I have three main spheres of collaboration.
1) The product and engineering leads, to shape what we should be working on, why, and how we should be approaching the problem space in terms of people, process and principles.
2) The other design leads and research lead to make sure we’re creating the conditions for design to thrive at Babbel. This includes iterating on the design process, hiring, onboarding, working on career development for designers, et cetera.
3) The designers on my team, to set them up for success, and to ensure we’re doing high quality design work.

What advice would you give for those interested in kick starting a design career?

Think about the humans first, then the pixels.

I’m aware that it is getting increasingly harder for graduates to enter the industry, but the cultural landscape is changing so fast that any company that wants to be future proof should be investing in them. However, it does require a certain maturity in the organisation to be able to support them, so they‘re able to learn and excel at the same time.

I’ve also noticed that there is an increase in the number of folks switching careers into design, who bring with them a wealth of experience. Our UX research team has had quite a bit of success with bringing in junior level researchers who’ve worked as linguists or teachers but want to move into product development. Someone who has domain expertise but isn’t afraid to question what they know is invaluable.

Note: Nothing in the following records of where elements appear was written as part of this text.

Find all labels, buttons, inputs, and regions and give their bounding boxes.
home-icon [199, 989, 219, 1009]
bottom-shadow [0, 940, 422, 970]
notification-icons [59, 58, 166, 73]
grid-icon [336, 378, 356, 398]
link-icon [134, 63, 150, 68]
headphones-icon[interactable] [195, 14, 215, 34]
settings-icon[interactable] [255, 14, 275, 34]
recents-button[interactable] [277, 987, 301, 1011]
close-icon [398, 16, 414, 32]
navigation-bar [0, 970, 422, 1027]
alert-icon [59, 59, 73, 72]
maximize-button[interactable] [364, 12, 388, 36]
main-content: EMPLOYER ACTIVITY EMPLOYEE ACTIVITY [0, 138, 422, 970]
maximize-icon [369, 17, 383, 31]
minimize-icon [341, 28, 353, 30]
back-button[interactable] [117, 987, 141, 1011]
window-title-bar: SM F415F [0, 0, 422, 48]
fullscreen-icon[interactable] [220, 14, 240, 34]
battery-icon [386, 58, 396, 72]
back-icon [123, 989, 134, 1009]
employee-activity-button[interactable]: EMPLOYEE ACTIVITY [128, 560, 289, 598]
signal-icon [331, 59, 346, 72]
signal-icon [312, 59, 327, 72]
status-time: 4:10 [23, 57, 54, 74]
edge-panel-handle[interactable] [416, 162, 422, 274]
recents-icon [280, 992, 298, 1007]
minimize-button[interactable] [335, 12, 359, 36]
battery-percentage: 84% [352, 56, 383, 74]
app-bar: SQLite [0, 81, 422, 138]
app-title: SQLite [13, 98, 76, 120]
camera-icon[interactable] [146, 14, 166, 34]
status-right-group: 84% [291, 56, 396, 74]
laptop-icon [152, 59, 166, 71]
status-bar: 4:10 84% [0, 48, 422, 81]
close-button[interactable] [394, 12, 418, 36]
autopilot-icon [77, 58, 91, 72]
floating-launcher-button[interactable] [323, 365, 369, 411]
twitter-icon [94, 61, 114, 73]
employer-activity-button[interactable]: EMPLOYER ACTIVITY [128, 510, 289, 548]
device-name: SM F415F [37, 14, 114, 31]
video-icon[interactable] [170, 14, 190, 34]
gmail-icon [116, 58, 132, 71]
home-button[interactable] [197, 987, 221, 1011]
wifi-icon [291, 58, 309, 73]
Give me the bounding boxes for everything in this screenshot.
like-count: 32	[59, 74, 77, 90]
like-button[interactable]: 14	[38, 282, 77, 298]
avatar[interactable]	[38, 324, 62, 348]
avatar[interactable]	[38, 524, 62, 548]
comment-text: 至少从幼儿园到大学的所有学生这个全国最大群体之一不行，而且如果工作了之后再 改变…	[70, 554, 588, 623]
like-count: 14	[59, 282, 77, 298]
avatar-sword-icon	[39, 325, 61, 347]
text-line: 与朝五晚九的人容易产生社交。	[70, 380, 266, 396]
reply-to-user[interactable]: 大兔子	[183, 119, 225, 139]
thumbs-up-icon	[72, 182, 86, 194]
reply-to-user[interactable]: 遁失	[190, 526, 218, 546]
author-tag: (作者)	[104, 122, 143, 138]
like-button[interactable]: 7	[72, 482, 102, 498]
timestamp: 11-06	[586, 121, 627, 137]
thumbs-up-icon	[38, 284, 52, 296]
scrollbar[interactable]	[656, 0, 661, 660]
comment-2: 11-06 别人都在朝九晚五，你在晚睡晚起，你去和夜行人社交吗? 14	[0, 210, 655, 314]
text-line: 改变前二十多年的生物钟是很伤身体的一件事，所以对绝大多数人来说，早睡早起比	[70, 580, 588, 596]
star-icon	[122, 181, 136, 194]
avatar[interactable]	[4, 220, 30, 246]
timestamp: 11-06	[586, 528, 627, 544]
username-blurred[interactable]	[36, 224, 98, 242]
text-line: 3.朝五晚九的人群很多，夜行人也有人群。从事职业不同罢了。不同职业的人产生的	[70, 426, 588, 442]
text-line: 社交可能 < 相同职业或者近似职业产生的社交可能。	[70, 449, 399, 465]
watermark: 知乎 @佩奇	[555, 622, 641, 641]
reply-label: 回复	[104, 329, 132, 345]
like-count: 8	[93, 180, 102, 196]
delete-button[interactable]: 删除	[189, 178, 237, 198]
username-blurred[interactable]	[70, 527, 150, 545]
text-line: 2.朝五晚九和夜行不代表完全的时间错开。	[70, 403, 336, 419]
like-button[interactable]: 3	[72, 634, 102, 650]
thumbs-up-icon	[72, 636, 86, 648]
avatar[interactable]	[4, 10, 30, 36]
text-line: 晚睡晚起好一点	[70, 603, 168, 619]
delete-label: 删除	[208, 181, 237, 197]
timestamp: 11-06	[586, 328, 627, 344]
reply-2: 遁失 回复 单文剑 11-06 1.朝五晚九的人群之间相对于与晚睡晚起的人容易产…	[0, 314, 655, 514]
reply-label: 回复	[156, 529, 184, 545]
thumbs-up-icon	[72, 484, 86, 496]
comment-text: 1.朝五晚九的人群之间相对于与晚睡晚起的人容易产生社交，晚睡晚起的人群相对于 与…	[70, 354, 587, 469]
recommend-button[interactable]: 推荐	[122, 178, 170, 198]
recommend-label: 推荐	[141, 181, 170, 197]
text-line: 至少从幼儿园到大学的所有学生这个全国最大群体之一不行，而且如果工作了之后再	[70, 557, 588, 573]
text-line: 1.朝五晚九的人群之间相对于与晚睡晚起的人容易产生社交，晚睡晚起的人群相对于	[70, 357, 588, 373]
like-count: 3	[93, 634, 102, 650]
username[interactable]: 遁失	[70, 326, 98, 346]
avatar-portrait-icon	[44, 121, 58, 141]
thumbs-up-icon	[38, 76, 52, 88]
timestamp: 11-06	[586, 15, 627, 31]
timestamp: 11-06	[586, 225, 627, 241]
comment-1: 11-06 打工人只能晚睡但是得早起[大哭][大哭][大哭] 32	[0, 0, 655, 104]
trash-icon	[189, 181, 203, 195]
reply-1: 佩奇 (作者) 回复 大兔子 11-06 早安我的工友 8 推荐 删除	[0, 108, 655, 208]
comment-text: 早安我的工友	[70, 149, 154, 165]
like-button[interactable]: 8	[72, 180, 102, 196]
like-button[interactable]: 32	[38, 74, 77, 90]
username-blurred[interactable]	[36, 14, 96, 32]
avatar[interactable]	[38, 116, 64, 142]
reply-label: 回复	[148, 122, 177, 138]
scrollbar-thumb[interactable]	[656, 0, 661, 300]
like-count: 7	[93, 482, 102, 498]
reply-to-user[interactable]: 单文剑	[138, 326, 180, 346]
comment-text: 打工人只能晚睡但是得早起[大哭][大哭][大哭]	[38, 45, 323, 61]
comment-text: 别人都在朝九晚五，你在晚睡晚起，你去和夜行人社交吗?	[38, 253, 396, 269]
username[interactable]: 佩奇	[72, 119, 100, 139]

What are your thoughts on burnout?

It’s totally real and it’s very prevalent. However, in my experience, burnout is not just caused due to excessive time spent working, although all the virtual meetings are tiring no doubt. What’s less spoken about is that it’s got a lot to do with the quality of that time spent working — is there a mismatch between what you find meaningful and what you’re working on, are you learning and being adequately challenged at work, are your efforts valued & recognized in your workplace, does your manager care about you and your growth, do the details that you sweat about as a designer actually see the light of day, is there cohesion & harmony on your team, do you have a supportive community of peers, etc.? All these factors contribute to lack of motivation, engagement and burnout.

Quite a few organizations are now providing mental health support to their employees including the option to take time off, which is a great first step. The next step is to address the causes, and not just treat the symptoms.